Business people can’t act on visualizations alone to reduce churn, boost sales or optimize production. Visualizations don’t go far enough. A scatter plot that distinguishes high value and low value customers is certainly meaningful to data scientists, but often leaves sales and marketing executives asking the rather obvious question, “But what do I do with it?”

The real value therefore lies one step further along in the process: in recommending actions for real scenarios employees face. Visualizations, and this unfortunately applies to the majority of them that I encounter, are just pretty pictures without any guide to interpretation, explanation of narrative, or suggestions about next steps. As a data scientist it should be my responsibility to provide the story and then leverage my knowledge of the business along with that of domain experts to attach actionable options to the visualization.

Data science needs to be a bit less enamored of itself. I think probably 80 percent of data science energy is expended in choosing just the right analytic or machine learning technique for a given project. Those things are important, but they only yield about 20 percent of the final story: the visualization. If we really want analytics to make a daily difference in the business by integrating its output with operations, we need to put more effort into telling the rest of the story in ways that are meaningful to the people who will execute based on the findings.
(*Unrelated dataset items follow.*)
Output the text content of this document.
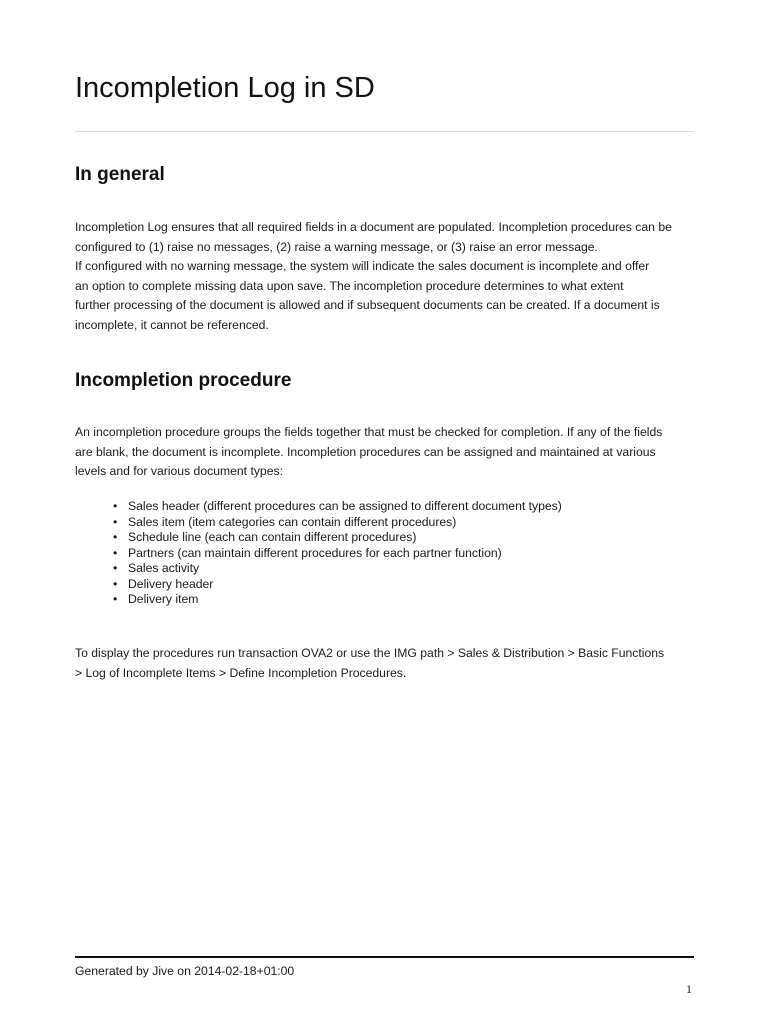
Incompletion Log in SD
In general

Incompletion Log ensures that all required fields in a document are populated. Incompletion procedures can be
configured to (1) raise no messages, (2) raise a warning message, or (3) raise an error message.
If configured with no warning message, the system will indicate the sales document is incomplete and offer
an option to complete missing data upon save. The incompletion procedure determines to what extent
further processing of the document is allowed and if subsequent documents can be created. If a document is
incomplete, it cannot be referenced.

Incompletion procedure

An incompletion procedure groups the fields together that must be checked for completion. If any of the fields
are blank, the document is incomplete. Incompletion procedures can be assigned and maintained at various
levels and for various document types:

• Sales header (different procedures can be assigned to different document types)
• Sales item (item categories can contain different procedures)
• Schedule line (each can contain different procedures)
• Partners (can maintain different procedures for each partner function)
• Sales activity
• Delivery header
• Delivery item

To display the procedures run transaction OVA2 or use the IMG path > Sales & Distribution > Basic Functions
> Log of Incomplete Items > Define Incompletion Procedures.

Generated by Jive on 2014-02-18+01:00
1
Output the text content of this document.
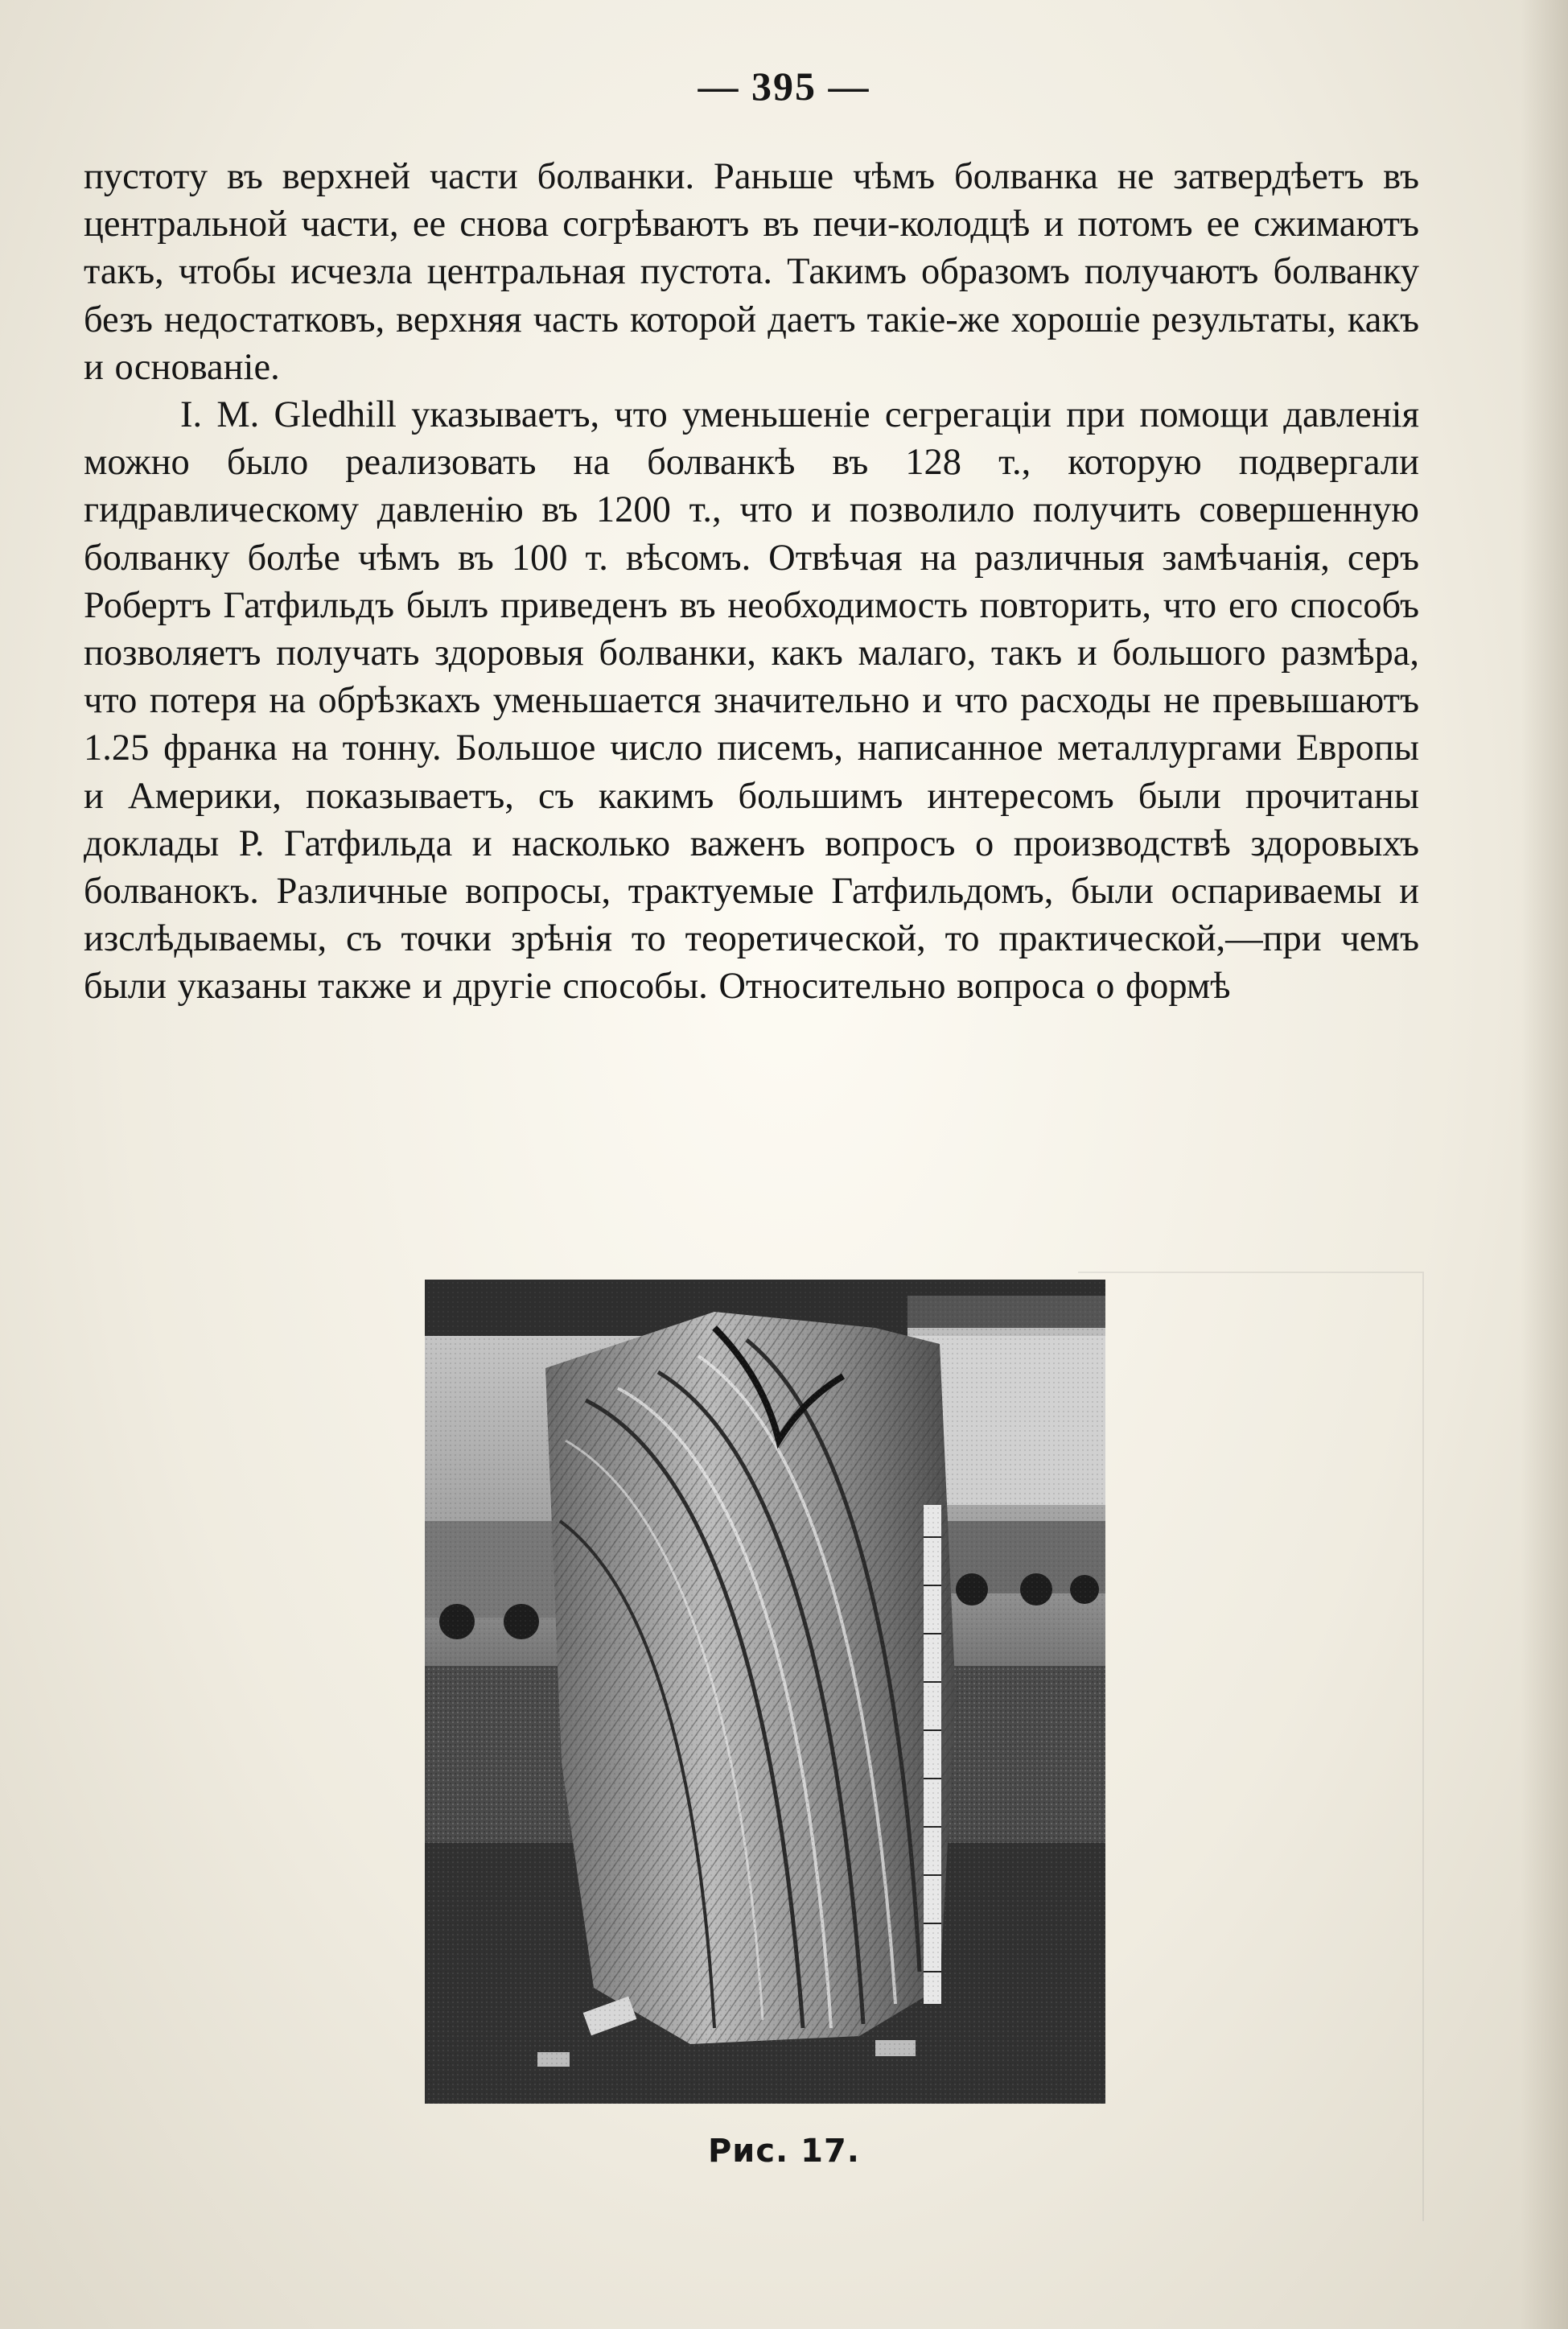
— 395 —

пустоту въ верхней части болванки. Раньше чѣмъ болванка не затвердѣетъ въ центральной части, ее снова согрѣваютъ въ печи-колодцѣ и потомъ ее сжимаютъ такъ, чтобы исчезла центральная пустота. Такимъ образомъ получаютъ болванку безъ недостатковъ, верхняя часть которой даетъ такіе-же хорошіе результаты, какъ и основаніе.

I. M. Gledhill указываетъ, что уменьшеніе сегрегаціи при помощи давленія можно было реализовать на болванкѣ въ 128 т., которую подвергали гидравлическому давленію въ 1200 т., что и позволило получить совершенную болванку болѣе чѣмъ въ 100 т. вѣсомъ. Отвѣчая на различныя замѣчанія, серъ Робертъ Гатфильдъ былъ приведенъ въ необходимость повторить, что его способъ позволяетъ получать здоровыя болванки, какъ малаго, такъ и большого размѣра, что потеря на обрѣзкахъ уменьшается значительно и что расходы не превышаютъ 1.25 франка на тонну. Большое число писемъ, написанное металлургами Европы и Америки, показываетъ, съ какимъ большимъ интересомъ были прочитаны доклады Р. Гатфильда и насколько важенъ вопросъ о производствѣ здоровыхъ болванокъ. Различные вопросы, трактуемые Гатфильдомъ, были оспариваемы и изслѣдываемы, съ точки зрѣнія то теоретической, то практической,—при чемъ были указаны также и другіе способы. Относительно вопроса о формѣ

Рис. 17.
This is not to lambaste the hard work of data scientists. We simply need to reconsider our thinking about visualization and business results. Data science needs to understand its target audience and deliver visualizations that aid interpretation.  We need to make our analytics actionable; not visual.

For example, a data scientist can look at a scatter plot and derive meaning from it. Further down the line, a citizen data scientist—folks from across the organization who have some of the skills needed to prod at the data and find answers for themselves—might hold a somewhat less powerful magnifying glass to the results. That requires an adjustment or at least some annotation. But the end game is people and processes that need answers, direction, or a script to deal with the very real business of the business.

A data scientist can take data from the call center, information from POS systems, and clicks from the website and bring them all together to provide a churn prediction and customer lifetime value score. The next step is to create a pretty diagram that shows high and low risk. But the business can’t use that. It’s a report, not a game plan, and the distinction is critical. The visualization that goes that extra mile and tells the call center person the right thing to offer relative to the value of the customer under consideration is one that functions on a higher plane than what is typically offered today.

In the end, successful visualization boils down to four things:

  1. An understanding of the business problem to be solved
  2. An understanding of the people and processes that will be affected by the solution
  3. Data, analytics, and results
  4. Working with the business to turn analytics insights into something people and systems can act on.

There is a tendency to begin and end analytics undertakings with number 3. That’s understandable. Steps 1, 2, and 4 are hard and outside the comfort zone of many in data science. Nonetheless, that is where the real worth in analytics lies. The truth is the best visualizations isn’t a picture at all, it is a next best action script found in a client management system at the call center. Embedding analytic processes into working systems is how we score!